If $v_a$ is defined by $$v_a(x) = \int_{\mathbb{R}} e^{ix\lambda -a\lambda^2}\;d\lambda$$ the $v_a$ is in the Gervy class of order $\frac{1}{2}$.

In fact, if you look at the result from Finding $\sup_{\lambda \ge 0}{\lambda^k e^{−a\lambda^2/2}}$, you see that we actually have something better:

$$\sup_{x \in \mathbb{R}} \partial^\alpha v(x) \le C^{|\alpha| + 1} \alpha!^\frac{1}{2}$$

Moreover, $v_t$ is actually (up to a scaling factor) the fundamental solution of the heat equation. We can obtain it by taking the Fourier transform in $x$ with frequency variable $\lambda$, solving the resulting ODE, and inverting the transform.

Thus, it would suffice to prove the following result:

$$\sup_{x} \partial^\alpha v_t * g (x) \le C^{\alpha + 1}\alpha!^\frac{1}{2}$$ for any Schwartz class $g$.
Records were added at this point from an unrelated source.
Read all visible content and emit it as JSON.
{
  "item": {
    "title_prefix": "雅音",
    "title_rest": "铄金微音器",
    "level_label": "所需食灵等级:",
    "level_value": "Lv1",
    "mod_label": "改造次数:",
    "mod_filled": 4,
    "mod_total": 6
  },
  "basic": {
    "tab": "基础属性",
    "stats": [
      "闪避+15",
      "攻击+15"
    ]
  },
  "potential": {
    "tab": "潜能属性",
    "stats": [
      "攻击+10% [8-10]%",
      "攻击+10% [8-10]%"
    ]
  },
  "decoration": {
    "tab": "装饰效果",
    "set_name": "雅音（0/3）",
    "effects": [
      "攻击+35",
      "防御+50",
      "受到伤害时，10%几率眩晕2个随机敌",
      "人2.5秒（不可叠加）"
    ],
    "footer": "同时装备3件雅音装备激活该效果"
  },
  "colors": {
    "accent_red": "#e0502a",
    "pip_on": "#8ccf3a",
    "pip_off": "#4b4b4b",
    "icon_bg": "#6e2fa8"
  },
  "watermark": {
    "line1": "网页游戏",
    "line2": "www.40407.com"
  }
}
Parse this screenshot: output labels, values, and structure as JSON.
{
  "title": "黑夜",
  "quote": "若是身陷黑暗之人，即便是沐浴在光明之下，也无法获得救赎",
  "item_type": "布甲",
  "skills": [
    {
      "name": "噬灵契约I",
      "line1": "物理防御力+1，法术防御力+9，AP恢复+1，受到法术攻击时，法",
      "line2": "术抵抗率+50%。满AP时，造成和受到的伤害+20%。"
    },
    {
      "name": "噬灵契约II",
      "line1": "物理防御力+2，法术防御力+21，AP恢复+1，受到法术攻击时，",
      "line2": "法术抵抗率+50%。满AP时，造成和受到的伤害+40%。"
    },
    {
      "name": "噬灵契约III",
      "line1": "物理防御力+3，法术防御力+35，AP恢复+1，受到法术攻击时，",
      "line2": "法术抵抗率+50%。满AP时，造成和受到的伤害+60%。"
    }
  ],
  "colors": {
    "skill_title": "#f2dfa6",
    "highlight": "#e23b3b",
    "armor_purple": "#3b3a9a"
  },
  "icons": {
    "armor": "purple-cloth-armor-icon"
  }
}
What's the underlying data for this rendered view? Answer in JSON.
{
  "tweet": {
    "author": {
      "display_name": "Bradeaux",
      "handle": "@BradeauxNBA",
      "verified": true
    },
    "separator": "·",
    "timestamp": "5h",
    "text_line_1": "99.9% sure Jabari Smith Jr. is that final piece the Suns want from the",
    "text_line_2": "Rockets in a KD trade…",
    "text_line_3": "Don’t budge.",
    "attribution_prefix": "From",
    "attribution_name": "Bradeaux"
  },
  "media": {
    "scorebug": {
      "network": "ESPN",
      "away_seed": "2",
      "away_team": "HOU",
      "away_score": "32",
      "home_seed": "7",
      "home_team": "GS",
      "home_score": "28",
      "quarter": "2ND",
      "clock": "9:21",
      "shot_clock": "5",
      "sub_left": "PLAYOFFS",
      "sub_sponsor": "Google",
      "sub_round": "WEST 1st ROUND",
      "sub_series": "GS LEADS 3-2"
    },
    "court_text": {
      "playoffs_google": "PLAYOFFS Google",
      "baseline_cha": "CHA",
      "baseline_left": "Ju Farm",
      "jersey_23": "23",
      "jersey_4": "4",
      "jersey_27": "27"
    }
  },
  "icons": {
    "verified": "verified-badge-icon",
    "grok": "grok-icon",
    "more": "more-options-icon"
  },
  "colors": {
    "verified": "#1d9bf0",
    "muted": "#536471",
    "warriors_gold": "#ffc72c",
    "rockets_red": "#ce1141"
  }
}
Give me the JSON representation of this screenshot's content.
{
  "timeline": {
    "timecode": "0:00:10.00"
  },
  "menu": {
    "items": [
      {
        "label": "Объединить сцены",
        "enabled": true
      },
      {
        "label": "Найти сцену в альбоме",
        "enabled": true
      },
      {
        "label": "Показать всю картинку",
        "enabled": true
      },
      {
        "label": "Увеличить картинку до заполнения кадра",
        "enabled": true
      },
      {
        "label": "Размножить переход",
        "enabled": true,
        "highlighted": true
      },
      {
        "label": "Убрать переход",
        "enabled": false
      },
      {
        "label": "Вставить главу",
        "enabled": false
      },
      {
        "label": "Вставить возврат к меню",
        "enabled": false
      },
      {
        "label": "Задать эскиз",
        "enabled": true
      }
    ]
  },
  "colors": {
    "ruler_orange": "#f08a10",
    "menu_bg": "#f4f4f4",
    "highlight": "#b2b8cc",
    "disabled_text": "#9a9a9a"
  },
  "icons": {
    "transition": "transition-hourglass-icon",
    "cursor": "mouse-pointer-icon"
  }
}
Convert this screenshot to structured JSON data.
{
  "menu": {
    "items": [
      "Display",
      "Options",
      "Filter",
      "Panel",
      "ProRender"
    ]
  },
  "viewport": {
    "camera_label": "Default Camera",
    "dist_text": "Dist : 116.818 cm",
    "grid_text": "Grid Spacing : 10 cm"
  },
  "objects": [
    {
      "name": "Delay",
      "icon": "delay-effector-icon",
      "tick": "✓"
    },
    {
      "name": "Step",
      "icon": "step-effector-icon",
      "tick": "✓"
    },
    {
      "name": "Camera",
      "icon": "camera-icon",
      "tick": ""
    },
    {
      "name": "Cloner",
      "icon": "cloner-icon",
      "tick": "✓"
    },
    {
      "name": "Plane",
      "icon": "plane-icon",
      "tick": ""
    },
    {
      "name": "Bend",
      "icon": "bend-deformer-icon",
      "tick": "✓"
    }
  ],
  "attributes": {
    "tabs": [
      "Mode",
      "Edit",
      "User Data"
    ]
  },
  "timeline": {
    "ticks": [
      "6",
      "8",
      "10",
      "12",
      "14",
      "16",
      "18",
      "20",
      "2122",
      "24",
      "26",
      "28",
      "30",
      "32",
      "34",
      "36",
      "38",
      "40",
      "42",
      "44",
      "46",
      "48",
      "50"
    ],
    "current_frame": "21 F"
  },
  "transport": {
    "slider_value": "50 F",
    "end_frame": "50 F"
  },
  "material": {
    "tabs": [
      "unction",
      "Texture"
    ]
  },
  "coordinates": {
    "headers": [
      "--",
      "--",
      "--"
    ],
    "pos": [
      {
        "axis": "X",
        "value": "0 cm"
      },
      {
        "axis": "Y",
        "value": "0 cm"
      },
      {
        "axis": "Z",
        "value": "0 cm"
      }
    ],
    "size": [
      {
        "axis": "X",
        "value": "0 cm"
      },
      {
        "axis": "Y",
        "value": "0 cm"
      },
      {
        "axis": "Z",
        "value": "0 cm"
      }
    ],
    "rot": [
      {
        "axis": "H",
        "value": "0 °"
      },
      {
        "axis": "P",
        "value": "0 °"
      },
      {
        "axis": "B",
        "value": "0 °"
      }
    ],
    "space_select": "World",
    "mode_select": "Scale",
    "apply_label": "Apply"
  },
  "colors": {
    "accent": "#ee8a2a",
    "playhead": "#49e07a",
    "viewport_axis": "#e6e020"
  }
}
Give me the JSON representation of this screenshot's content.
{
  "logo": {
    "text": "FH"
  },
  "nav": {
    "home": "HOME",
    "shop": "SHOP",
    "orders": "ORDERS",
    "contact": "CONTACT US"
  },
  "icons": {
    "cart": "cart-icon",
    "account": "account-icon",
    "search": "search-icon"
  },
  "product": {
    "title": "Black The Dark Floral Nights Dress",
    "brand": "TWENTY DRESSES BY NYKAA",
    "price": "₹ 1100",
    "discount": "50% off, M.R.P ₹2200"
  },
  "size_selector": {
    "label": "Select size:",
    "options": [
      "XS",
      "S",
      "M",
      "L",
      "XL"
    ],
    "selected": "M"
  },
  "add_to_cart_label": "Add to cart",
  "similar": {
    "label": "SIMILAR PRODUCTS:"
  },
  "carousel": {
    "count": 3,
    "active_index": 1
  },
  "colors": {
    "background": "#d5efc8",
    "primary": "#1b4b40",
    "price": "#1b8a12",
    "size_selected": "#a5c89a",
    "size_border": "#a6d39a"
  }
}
Note that $$\begin{align*} \sup_{x} |\partial^\alpha (v_t * g)(x)| &=\left\lVert(\partial^\alpha v_t) * g (x)\right\rVert_{L^\infty}\\ &\le \lVert \partial^\alpha v_t\rVert_{L^\infty} \lVert g \rVert_{L^1}\\ &\le C^{|\alpha|+1}\lVert g \rVert_{L^1} \alpha!^\frac{1}{2} \end{align*}$$ by Holder's inequality. It follows that $u(x,t) = v_t * g$ is in the Gervy class of order $\frac{1}{2}$ for any fixed $t > 0$.